Fabrication of Thermosensitive Cyclic Brush Copolymer with Enhanced Therapeutic Efficacy for Anticancer Drug Delivery.

Adaptation of cyclic brush polymer for drug delivery applications remains largely unexplored. Herein, cyclic brush copolymer of poly(2-hydroxyethyl methacrylate-g-poly(N-isopropylacrylamide-st-N-hydroxyethylacrylamide)) (cb-P(HEMA-g-P(NIPAAm-st-HEAAm))), comprising a cyclic core of PHEMA and thermosensitive brushes of statistical copolymer of P(NIPAAm-st-HEAAm), is designed and synthesized successfully via a graft-from approach using atom transfer free radical polymerization from a cyclic multimacroinitiator. The composition of the brush is optimized to endow the resulting cyclic brush copolymer with a lower critical solution temperature (LCST) slightly above the physiological temperature, but lower than the localized temperature of tumor tissue, which is suitable for the hyperthermia-triggered anticancer drug delivery. Critical aggregation concentration determination reveals better stability for the unimolecular nanoparticle formed by the cyclic brush copolymer than that formed by the bottlebrush analogue. The dramatically increased size with elevated temperatures from below to above the LCST confirms hyperthermia-induced aggregation for both formulations. Such structural destabilization promotes significantly the drug release at 40 °C. Most importantly, the drug-loaded cyclic brush copolymer shows enhanced in vitro cytotoxicity against HeLa cells than the bottlebrush counterpart. The better stability and higher therapeutic efficacy demonstrates that the thermosensitive cyclic brush copolymer is a better formulation than bottle brush copolymer for controlled drug release applications.

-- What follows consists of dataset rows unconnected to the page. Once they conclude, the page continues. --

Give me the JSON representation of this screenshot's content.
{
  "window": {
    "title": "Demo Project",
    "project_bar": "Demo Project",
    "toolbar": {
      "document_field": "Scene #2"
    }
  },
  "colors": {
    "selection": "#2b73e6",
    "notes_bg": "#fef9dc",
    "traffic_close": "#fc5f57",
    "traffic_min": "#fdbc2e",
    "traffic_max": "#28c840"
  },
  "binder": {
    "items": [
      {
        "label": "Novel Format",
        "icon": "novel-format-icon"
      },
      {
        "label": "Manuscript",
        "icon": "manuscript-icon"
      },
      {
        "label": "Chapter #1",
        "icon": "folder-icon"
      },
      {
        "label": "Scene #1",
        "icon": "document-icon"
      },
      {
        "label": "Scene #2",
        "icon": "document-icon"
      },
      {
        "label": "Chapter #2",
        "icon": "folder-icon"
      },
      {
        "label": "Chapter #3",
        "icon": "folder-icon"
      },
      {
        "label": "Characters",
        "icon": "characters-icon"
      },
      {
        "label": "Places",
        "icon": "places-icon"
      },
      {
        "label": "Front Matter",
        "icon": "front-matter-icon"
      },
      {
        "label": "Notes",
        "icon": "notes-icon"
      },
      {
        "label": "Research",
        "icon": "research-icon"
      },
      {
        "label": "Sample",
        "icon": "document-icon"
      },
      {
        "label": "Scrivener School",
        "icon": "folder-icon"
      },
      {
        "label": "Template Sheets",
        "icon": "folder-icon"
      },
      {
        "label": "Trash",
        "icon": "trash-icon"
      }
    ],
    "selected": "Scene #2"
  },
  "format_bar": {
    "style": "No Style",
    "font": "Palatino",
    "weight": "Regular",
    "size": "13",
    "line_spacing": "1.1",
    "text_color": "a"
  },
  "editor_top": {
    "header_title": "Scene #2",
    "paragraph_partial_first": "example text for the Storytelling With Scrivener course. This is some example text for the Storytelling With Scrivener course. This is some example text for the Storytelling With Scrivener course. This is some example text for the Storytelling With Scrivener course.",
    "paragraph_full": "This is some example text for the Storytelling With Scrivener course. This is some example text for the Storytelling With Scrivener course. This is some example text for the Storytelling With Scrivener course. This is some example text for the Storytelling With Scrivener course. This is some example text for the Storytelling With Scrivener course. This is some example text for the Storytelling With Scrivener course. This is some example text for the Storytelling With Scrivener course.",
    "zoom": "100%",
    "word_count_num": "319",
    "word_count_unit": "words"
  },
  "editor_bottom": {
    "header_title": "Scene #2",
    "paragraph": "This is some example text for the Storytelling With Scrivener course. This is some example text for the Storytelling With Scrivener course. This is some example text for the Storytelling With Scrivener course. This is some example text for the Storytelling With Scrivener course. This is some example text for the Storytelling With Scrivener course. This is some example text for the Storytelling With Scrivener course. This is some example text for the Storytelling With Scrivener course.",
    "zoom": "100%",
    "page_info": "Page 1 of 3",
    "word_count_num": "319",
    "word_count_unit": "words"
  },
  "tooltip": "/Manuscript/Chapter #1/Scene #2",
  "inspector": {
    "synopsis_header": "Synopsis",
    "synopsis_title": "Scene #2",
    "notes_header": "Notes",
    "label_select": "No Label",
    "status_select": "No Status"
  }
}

Fabrication of Reduction-Sensitive Amphiphilic Cyclic Brush Copolymer for Controlled Drug Release.

The cyclic brush polymers, due to the unique topological structure, have shown in the previous studies higher delivery efficacy than the bottlebrush analogues as carriers for drug and gene transfer. However, to the best of knowledge, the preparation of reduction-sensitive cyclic brush polymers for drug delivery applications remains unexplored. For this purpose, a reduction-sensitive amphiphilic cyclic brush copolymer, poly(2-hydroxyethyl methacrylate-g-poly(ε-caprolactone)-disulfide link-poly(oligoethyleneglycol methacrylate)) (P(HEMA-g-PCL-SS-POEGMA)) with reducible block junctions bridging the hydrophobic PCL middle layer and the hydrophilic POEGMA outer corona is designed and synthesized successfully in this study via a "grafting from" approach using sequential ring-opening polymerization (ROP) and atom transfer free radical polymerization (ATRP) from a cyclic multimacroinitiator PHEMA. The resulting self-assembled unimolecular core-shell-corona (CSC) micelles show sufficient salt stability and efficient destabilization in the intracellular reducing environment for a promoted drug release toward a greater therapeutic efficacy relative to the reduction-insensitive analogues. The overall results demonstrate the reducible cyclic brush copolymers developed herein provides an elegant solution to the tradeoff between extracellular stability and intracellular high therapeutic efficacy toward efficient anticancer drug delivery.